Comparing subjective and chronological age diversity | Older workers’ post-retirement plans depend on type of motivation
Comparing subjective and chronological age diversity
Florian Kunze Stephan A. Boehm Heike Bruch (2021). It matters how old we feel in organizations: Testing a multilevel model of organizational subjective‐age diversity on employee outcomes. Journal of Organizational Behaviour 42(4): 448-463 – Open Access
This study contributes to the emerging literature on age diversity effects at the organizational level of analysis by comparing the role of chronological‐age diversity versus subjective‐age diversity. We hypothesize a multilevel model in which organizational‐level subjective‐age diversity is negatively related to bonding social capital within organizations, which, in turn, contributes to heightened employee engagement and lowered turnover intentions. The assumed relationships are tested in a multilevel sample of 96 German small‐ and medium‐sized companies with 16,274 employees participating. We gathered data from four different sources to circumvent common source problems and received support for most of the proposed relationships. Given the potentially detrimental effects of high subjective‐age diversity in the workplace, the paper concludes with practical recommendations on how to manage subjective‐age diversity in companies proactively.

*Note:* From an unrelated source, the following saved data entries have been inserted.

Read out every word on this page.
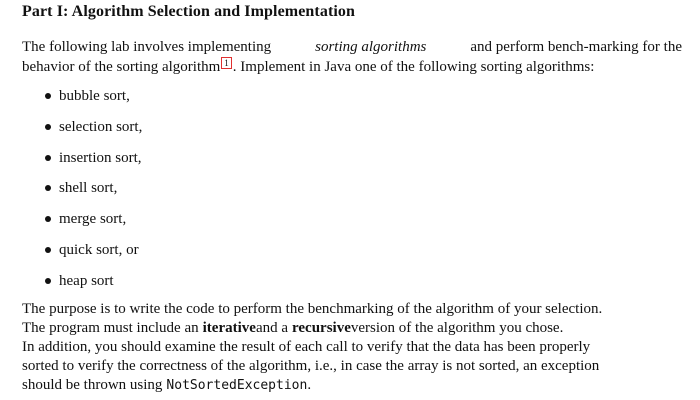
Part I: Algorithm Selection and Implementation
The following lab involves implementing	sorting algorithms	and perform bench-marking for the
behavior of the sorting algorithm 1 . Implement in Java one of the following sorting algorithms:
bubble sort,
selection sort,
insertion sort,
shell sort,
merge sort,
quick sort, or
heap sort
The purpose is to write the code to perform the benchmarking of the algorithm of your selection.
The program must include an iterative and a recursive version of the algorithm you chose.
In addition, you should examine the result of each call to verify that the data has been properly
sorted to verify the correctness of the algorithm, i.e., in case the array is not sorted, an exception
should be thrown using NotSortedException .
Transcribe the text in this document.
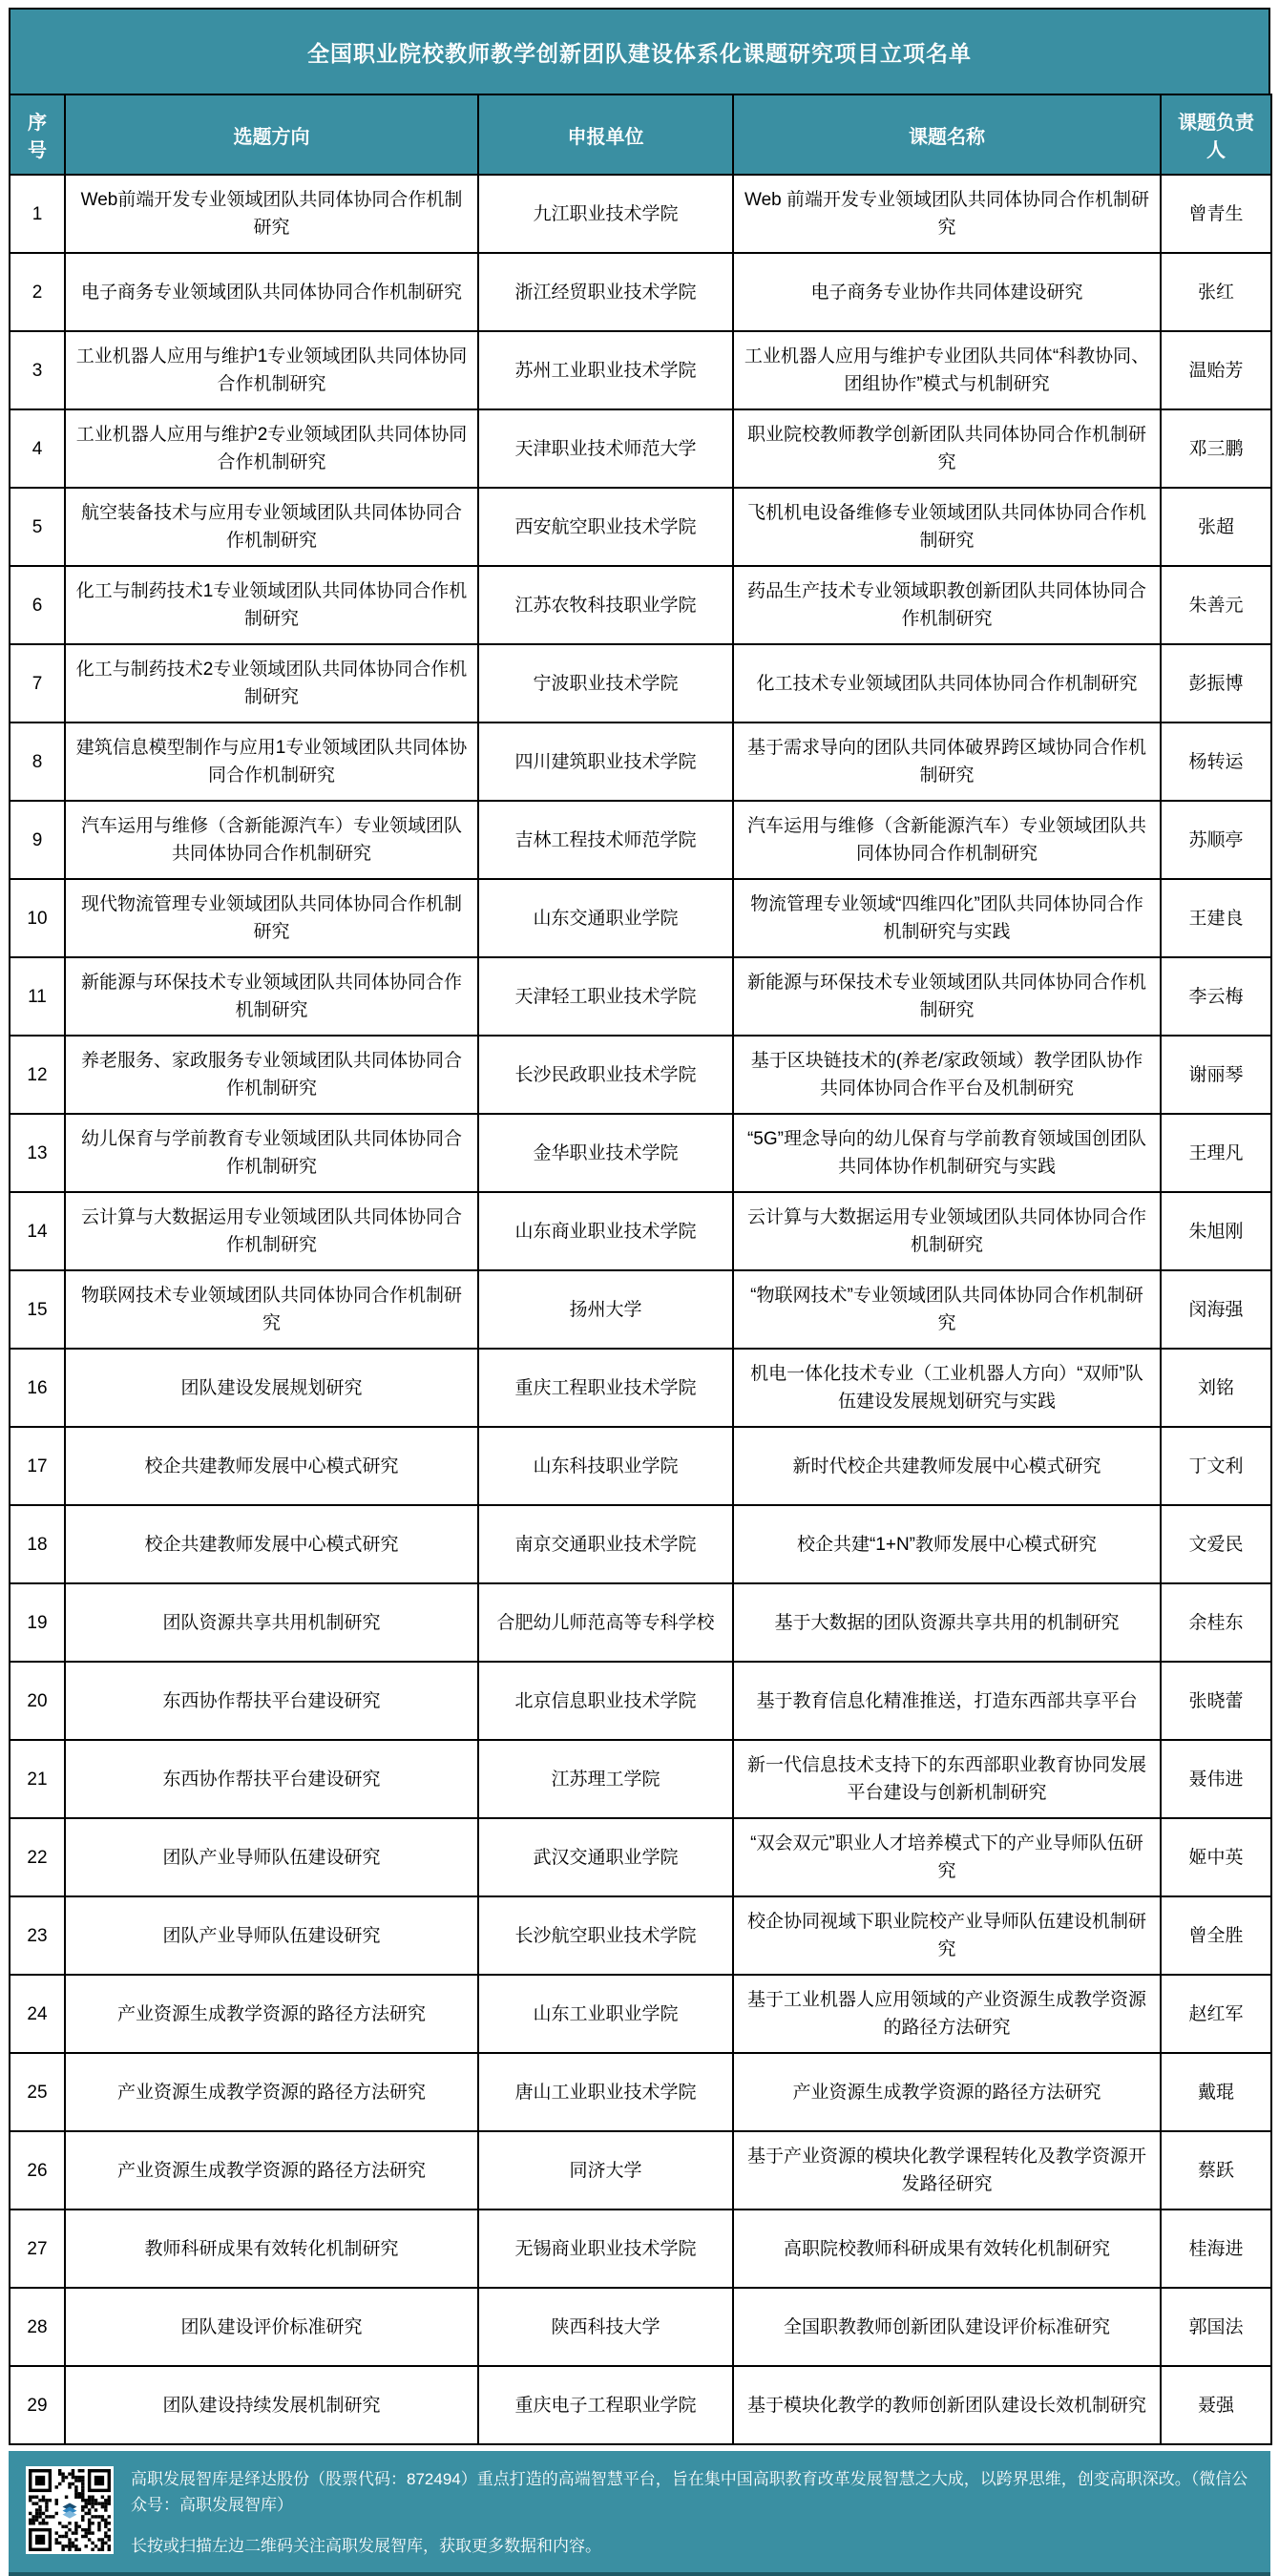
全国职业院校教师教学创新团队建设体系化课题研究项目立项名单
序号	选题方向	申报单位	课题名称	课题负责人
1	Web前端开发专业领域团队共同体协同合作机制研究	九江职业技术学院	Web 前端开发专业领域团队共同体协同合作机制研究	曾青生
2	电子商务专业领域团队共同体协同合作机制研究	浙江经贸职业技术学院	电子商务专业协作共同体建设研究	张红
3	工业机器人应用与维护1专业领域团队共同体协同合作机制研究	苏州工业职业技术学院	工业机器人应用与维护专业团队共同体“科教协同、团组协作”模式与机制研究	温贻芳
4	工业机器人应用与维护2专业领域团队共同体协同合作机制研究	天津职业技术师范大学	职业院校教师教学创新团队共同体协同合作机制研究	邓三鹏
5	航空装备技术与应用专业领域团队共同体协同合作机制研究	西安航空职业技术学院	飞机机电设备维修专业领域团队共同体协同合作机制研究	张超
6	化工与制药技术1专业领域团队共同体协同合作机制研究	江苏农牧科技职业学院	药品生产技术专业领域职教创新团队共同体协同合作机制研究	朱善元
7	化工与制药技术2专业领域团队共同体协同合作机制研究	宁波职业技术学院	化工技术专业领域团队共同体协同合作机制研究	彭振博
8	建筑信息模型制作与应用1专业领域团队共同体协同合作机制研究	四川建筑职业技术学院	基于需求导向的团队共同体破界跨区域协同合作机制研究	杨转运
9	汽车运用与维修（含新能源汽车）专业领域团队共同体协同合作机制研究	吉林工程技术师范学院	汽车运用与维修（含新能源汽车）专业领域团队共同体协同合作机制研究	苏顺亭
10	现代物流管理专业领域团队共同体协同合作机制研究	山东交通职业学院	物流管理专业领域“四维四化”团队共同体协同合作机制研究与实践	王建良
11	新能源与环保技术专业领域团队共同体协同合作机制研究	天津轻工职业技术学院	新能源与环保技术专业领域团队共同体协同合作机制研究	李云梅
12	养老服务、家政服务专业领域团队共同体协同合作机制研究	长沙民政职业技术学院	基于区块链技术的(养老/家政领域）教学团队协作共同体协同合作平台及机制研究	谢丽琴
13	幼儿保育与学前教育专业领域团队共同体协同合作机制研究	金华职业技术学院	“5G”理念导向的幼儿保育与学前教育领域国创团队共同体协作机制研究与实践	王理凡
14	云计算与大数据运用专业领域团队共同体协同合作机制研究	山东商业职业技术学院	云计算与大数据运用专业领域团队共同体协同合作机制研究	朱旭刚
15	物联网技术专业领域团队共同体协同合作机制研究	扬州大学	“物联网技术”专业领域团队共同体协同合作机制研究	闵海强
16	团队建设发展规划研究	重庆工程职业技术学院	机电一体化技术专业（工业机器人方向）“双师”队伍建设发展规划研究与实践	刘铭
17	校企共建教师发展中心模式研究	山东科技职业学院	新时代校企共建教师发展中心模式研究	丁文利
18	校企共建教师发展中心模式研究	南京交通职业技术学院	校企共建“1+N”教师发展中心模式研究	文爱民
19	团队资源共享共用机制研究	合肥幼儿师范高等专科学校	基于大数据的团队资源共享共用的机制研究	余桂东
20	东西协作帮扶平台建设研究	北京信息职业技术学院	基于教育信息化精准推送，打造东西部共享平台	张晓蕾
21	东西协作帮扶平台建设研究	江苏理工学院	新一代信息技术支持下的东西部职业教育协同发展平台建设与创新机制研究	聂伟进
22	团队产业导师队伍建设研究	武汉交通职业学院	“双会双元”职业人才培养模式下的产业导师队伍研究	姬中英
23	团队产业导师队伍建设研究	长沙航空职业技术学院	校企协同视域下职业院校产业导师队伍建设机制研究	曾全胜
24	产业资源生成教学资源的路径方法研究	山东工业职业学院	基于工业机器人应用领域的产业资源生成教学资源的路径方法研究	赵红军
25	产业资源生成教学资源的路径方法研究	唐山工业职业技术学院	产业资源生成教学资源的路径方法研究	戴琨
26	产业资源生成教学资源的路径方法研究	同济大学	基于产业资源的模块化教学课程转化及教学资源开发路径研究	蔡跃
27	教师科研成果有效转化机制研究	无锡商业职业技术学院	高职院校教师科研成果有效转化机制研究	桂海进
28	团队建设评价标准研究	陕西科技大学	全国职教教师创新团队建设评价标准研究	郭国法
29	团队建设持续发展机制研究	重庆电子工程职业学院	基于模块化教学的教师创新团队建设长效机制研究	聂强

高职发展智库是绎达股份（股票代码：872494）重点打造的高端智慧平台，旨在集中国高职教育改革发展智慧之大成，以跨界思维，创变高职深改。（微信公众号：高职发展智库）

长按或扫描左边二维码关注高职发展智库，获取更多数据和内容。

Older workers’ post-retirement plans depend on type of motivation
Hanna van Solinge, Marleen Damman, Douglas A Hershey (2021) Adaptation or Exploration? Understanding Older Workers’ Plans for Post-Retirement Paid and Volunteer Work. Work, Aging and Retirement. 7(2): 129–142.

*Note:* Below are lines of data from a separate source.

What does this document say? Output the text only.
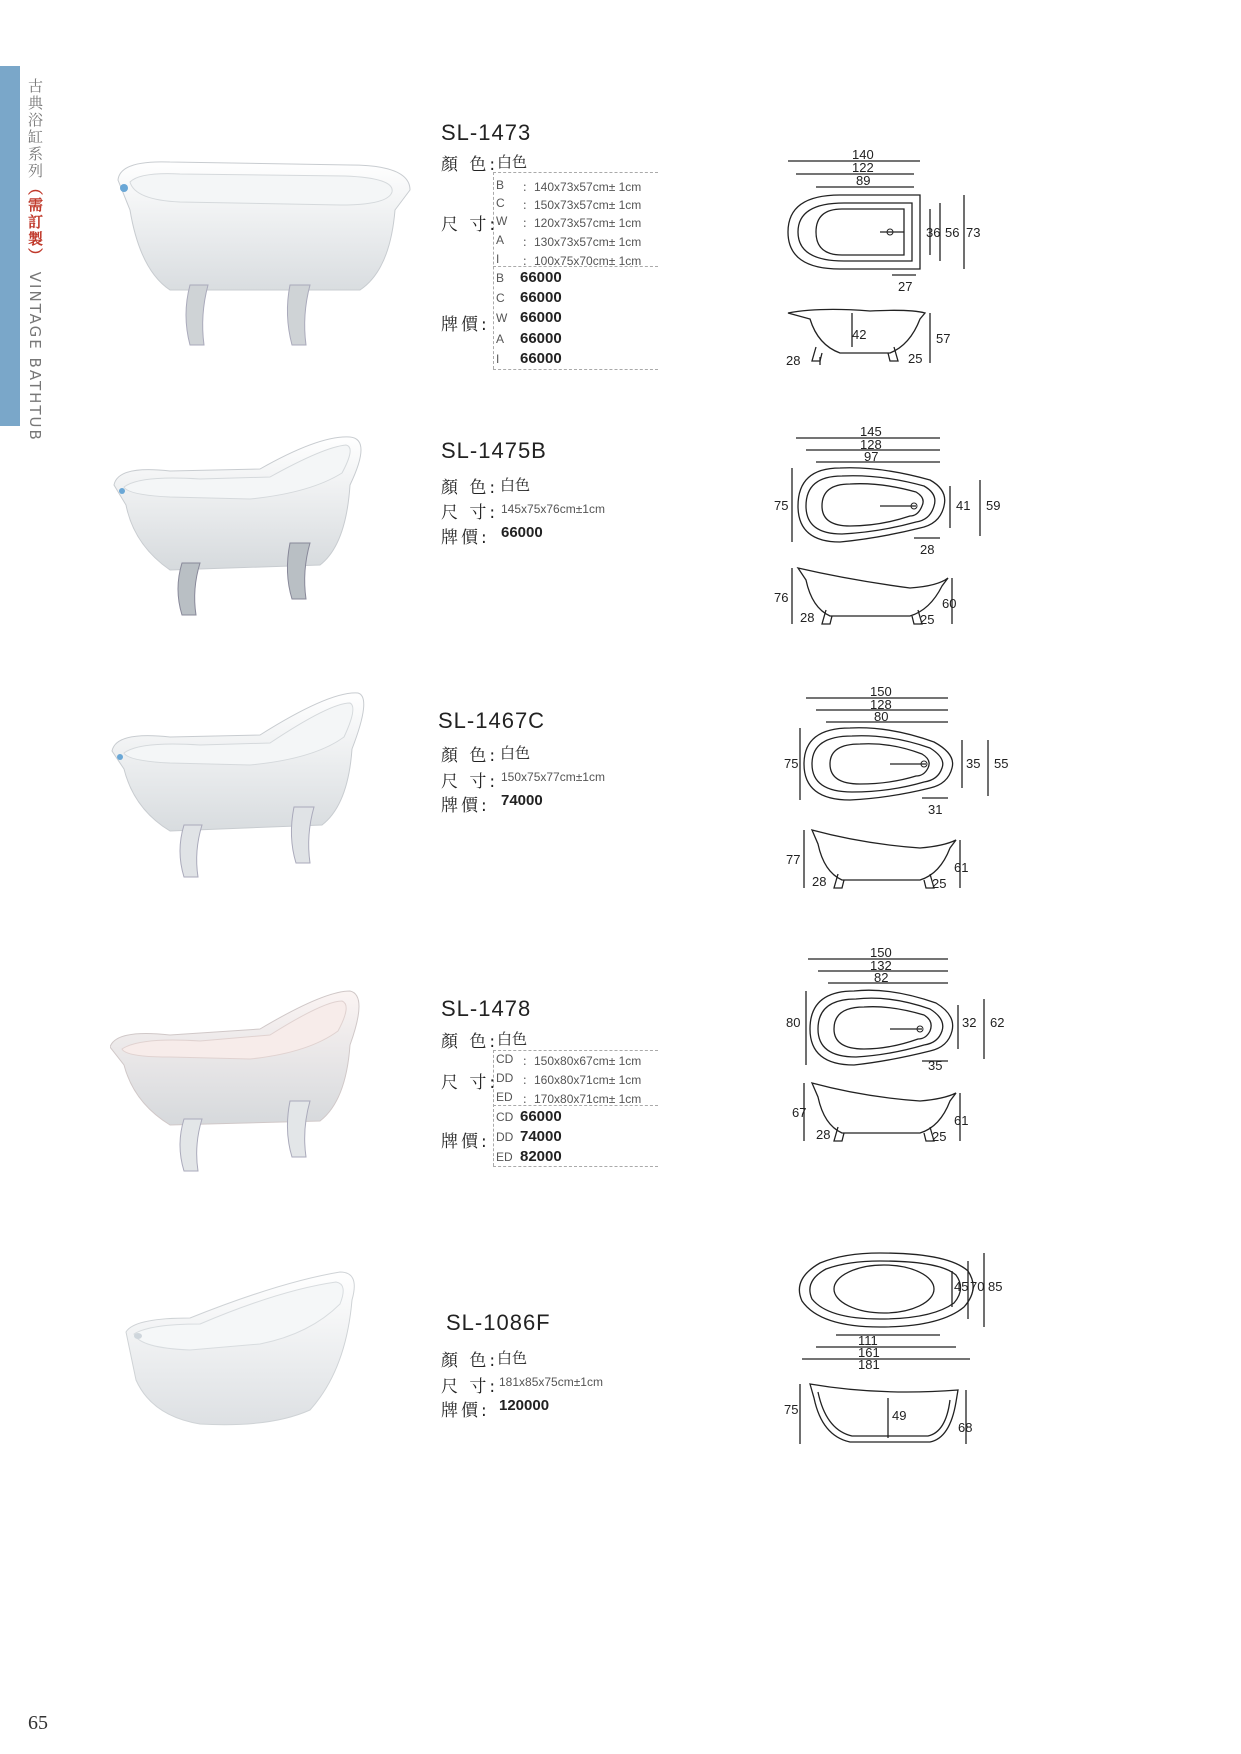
古典浴缸系列（需訂製） VINTAGE BATHTUB
SL-1473
顏 色:
白色
尺 寸:
B ：140x73x57cm± 1cm
C ：150x73x57cm± 1cm
W ：120x73x57cm± 1cm
A ：130x73x57cm± 1cm
I ：100x75x70cm± 1cm
牌價:
B 66000
C 66000
W 66000
A 66000
I 66000
140
122
89
36 56 73
27
42	57
28	25
SL-1475B
顏 色: 白色
尺 寸: 145x75x76cm±1cm
牌價: 66000
145
128
97
75	41 59
28
76	60
28	25
SL-1467C
顏 色: 白色
尺 寸: 150x75x77cm±1cm
牌價: 74000
150
128
80
75	35 55
31
77
61
28	25
SL-1478
顏 色:
白色
尺 寸:
CD ：150x80x67cm± 1cm
DD ：160x80x71cm± 1cm
ED ：170x80x71cm± 1cm
牌價:
CD 66000
DD 74000
ED 82000
150
132
82
80	32 62
35
67
61
28	25
SL-1086F
顏 色:
白色
尺 寸: 181x85x75cm±1cm
牌價: 120000
45 70 85
111
161
181
75	49
68
65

Numerous investigations have sought to understand the types of individuals who engage in post-retirement work. However, little is known about why older adults are motivated to engage. The aim of the present article is to examine the extent to which two possible mechanisms—adaptation (adjusting to the loss of work role) and exploration (retirement as opportunity to engage in activities in line with personal values)—play a role in explaining planning for paid work or volunteering after retirement. Analyses are based on large-scale survey data collected in 2015 among older workers in the Netherlands (N = 6,278). Results show that the large majority of older Dutch workers have plans for post-retirement paid and/or volunteer work. Moreover, both mechanisms appear to contribute to the understanding of post-retirement work plans, yet in different ways. Specifically, older workers who expect to miss latent work functions are more likely to have plans for post-retirement work, with their general values guiding the type of work they gravitate toward. Having plans for post-retirement paid work was more prevalent among older workers who attached more importance to personal growth, whereas having plans for volunteer work was more prevalent among older workers who had a stronger social orientation. Moreover, results suggest that men, more often than women, translate the anticipated loss of latent work functions into plans for post-retirement paid work. These insights regarding the motivational antecedents of post-retirement work plans are highly relevant in light of policy discussions of active and healthy aging.